In questo campo io sono condottiero e soldato valente;

voi, trombe e vessilli, sparite, via:

a chi ama l'avventura procurate ferite

e con queste la ricchezza.

Io, spensierato,

col mio raccolto nel granaio,

riderò dei ricchi, riderò della fame.

 

 

I 10

- Alla Pace immacolata -

Chi per primo inventò l'orrore delle spade?

Feroce quell'uomo, veramente di ferro!

Cosí per il genere umano

ebbero inizio le stragi, ebbero inizio le guerre;

cosí si schiuse la strada piú breve

d'una morte violenta.

Ma forse non ha colpa quello sventurato:

noi, noi a nostro danno abbiamo volto

ciò che ci diede contro le belve feroci.

Colpa della ricchezza che dà l'oro:

quando davanti ai cibi

si alzavano tazze di faggio,

non esistevano le guerre.

Non c'erano rocche, non c'erano fossati

e tranquillo il pastore

prendeva sonno in mezzo alle pecore sparse.

Fossi vissuto allora, Valgio!

Non avrei maneggiato strumenti di morte,

non avrei col batticuore udito trombe di guerra.

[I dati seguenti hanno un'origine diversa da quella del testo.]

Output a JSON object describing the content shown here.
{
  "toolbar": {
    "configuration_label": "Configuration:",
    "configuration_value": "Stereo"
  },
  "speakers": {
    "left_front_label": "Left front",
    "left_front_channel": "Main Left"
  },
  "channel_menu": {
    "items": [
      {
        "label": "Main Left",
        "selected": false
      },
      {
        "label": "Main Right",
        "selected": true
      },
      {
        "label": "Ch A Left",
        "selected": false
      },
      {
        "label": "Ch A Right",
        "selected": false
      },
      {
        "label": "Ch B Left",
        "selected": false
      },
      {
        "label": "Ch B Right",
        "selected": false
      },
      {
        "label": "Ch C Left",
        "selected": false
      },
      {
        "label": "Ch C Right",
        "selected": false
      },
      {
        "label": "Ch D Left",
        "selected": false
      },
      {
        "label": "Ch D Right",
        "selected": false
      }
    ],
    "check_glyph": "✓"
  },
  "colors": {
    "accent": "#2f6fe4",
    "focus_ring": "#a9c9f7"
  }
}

Ora sono spinto a combattere

e forse già un nemico impugna il ferro

che si pianterà nel mio fianco.

Salvatemi voi, Lari dei miei padri,

voi che m'avete allevato quando bambino

correvo innanzi ai vostri piedi.

Non abbiate vergogna

d'essere scolpiti in un vecchio tronco:

cosí abitaste l'antica casa degli avi.

Meglio si osservava la fede,

quando in una piccola nicchia

con semplice rito s'alzava un dio di legno.

Tenetemi lontane, o Lari, le lance di bronzo

...

Non è follia procurarsi con la guerra

l'orrore della morte?

Incombe, e con passi felpati giunge di nascosto.

Non ci sono messi sotterra,

né vigne coltivate,

ma Cerbero spietato

e l'infame nocchiero dello Stige;

In tempo di pace brillano aratro e vomere,

mentre arrugginiscono nelle tenebre

le armi micidiali del crudele soldato.

Vieni, vieni a me, Pace della vita,

con in mano una spiga,

e innanzi il tuo candido grembo trabocchi di frutta.

 

hanno scritto di lui:

P.Ovidio Nasone (da Amori)

..finché le fiamme e l'arco saranno armi d'Amore,

si canteranno i tuoi ritmi, raffinato Tibullo

 

Domizio Marso

Anche te in giovane età, Tibullo, ingiusta morte

mandò, compagno a Virgilio, nei campi Elisi,

perché non ci fosse piú chi piangesse in elegie i dolci amori

o chi cantasse in ritmi solenni guerre di re.